Data from: Better than fish on land? Hearing across metamorphosis in salamanders

Early tetrapods faced an auditory challenge from the impedance mismatch between air and tissue in the transition from aquatic to terrestrial lifestyles during the Early Carboniferous (350 Ma). Consequently, tetrapods may have been deaf to airborne sounds for up to 100 Myr until tympanic middle ears evolved during the Triassic. The middle ear morphology of recent urodeles is similar to that of early ‘lepospondyl’ microsaur tetrapods, and experimental studies on their hearing capabilities are therefore useful to understand the evolutionary and functional drivers behind the shift from aquatic to aerial hearing in early tetrapods. Here, we combine imaging techniques with neurophysiological measurements to resolve how the change from aquatic larvae to terrestrial adult affects the ear morphology and sensory capabilities of salamanders. We show that air-induced pressure detection enhances underwater hearing sensitivity of salamanders at frequencies above 120 Hz, and that both terrestrial adults and fully aquatic juvenile salamanders can detect airborne sound. Collectively, these findings suggest that early atympanic tetrapods may have been pre-equipped to aerial hearing and are able to hear airborne sound better than fish on land. When selected for, this rudimentary hearing could have led to the evolution of tympanic middle ears.

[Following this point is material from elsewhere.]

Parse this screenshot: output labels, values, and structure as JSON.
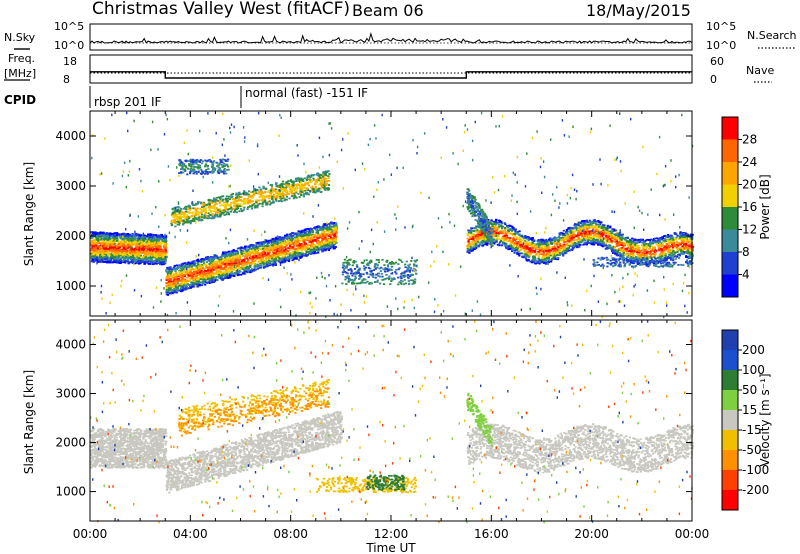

早石炭世（距今3.5亿年），早期四足类（tetrapods）在从水生向陆生生活方式转型的过程中，面临着空气与软组织之间声阻抗失配所带来的听觉难题。因此，在三叠纪鼓膜中耳（tympanic middle ears）演化出现之前，四足类可能有长达1亿年的时间无法感知空气传播的声音。现生有尾类（urodeles）的中耳形态与早期壳椎类微螈类四足类高度相似，因此通过实验研究其听觉能力，有助于阐明早期四足类从水生听觉向空气听觉转变背后的演化与功能驱动机制。本研究结合成像技术与神经生理学测量手段，厘清了从水生幼体到陆生成体的转变如何影响蝾螈的中耳形态与感知能力。研究结果显示，在120赫兹以上的频率区间内，空气诱导的压力感知能够提升蝾螈的水下听觉敏感度；同时，陆生成体与完全水生的幼体蝾螈均能感知空气传播的声音。综合来看，上述发现表明，早期无鼓膜四足类（atympanic tetrapods）或许已经具备了空气听觉的预适应能力，且在陆地上的听觉表现优于鱼类。若经过自然选择的定向筛选，这种雏形听觉能力或许推动了鼓膜中耳的演化。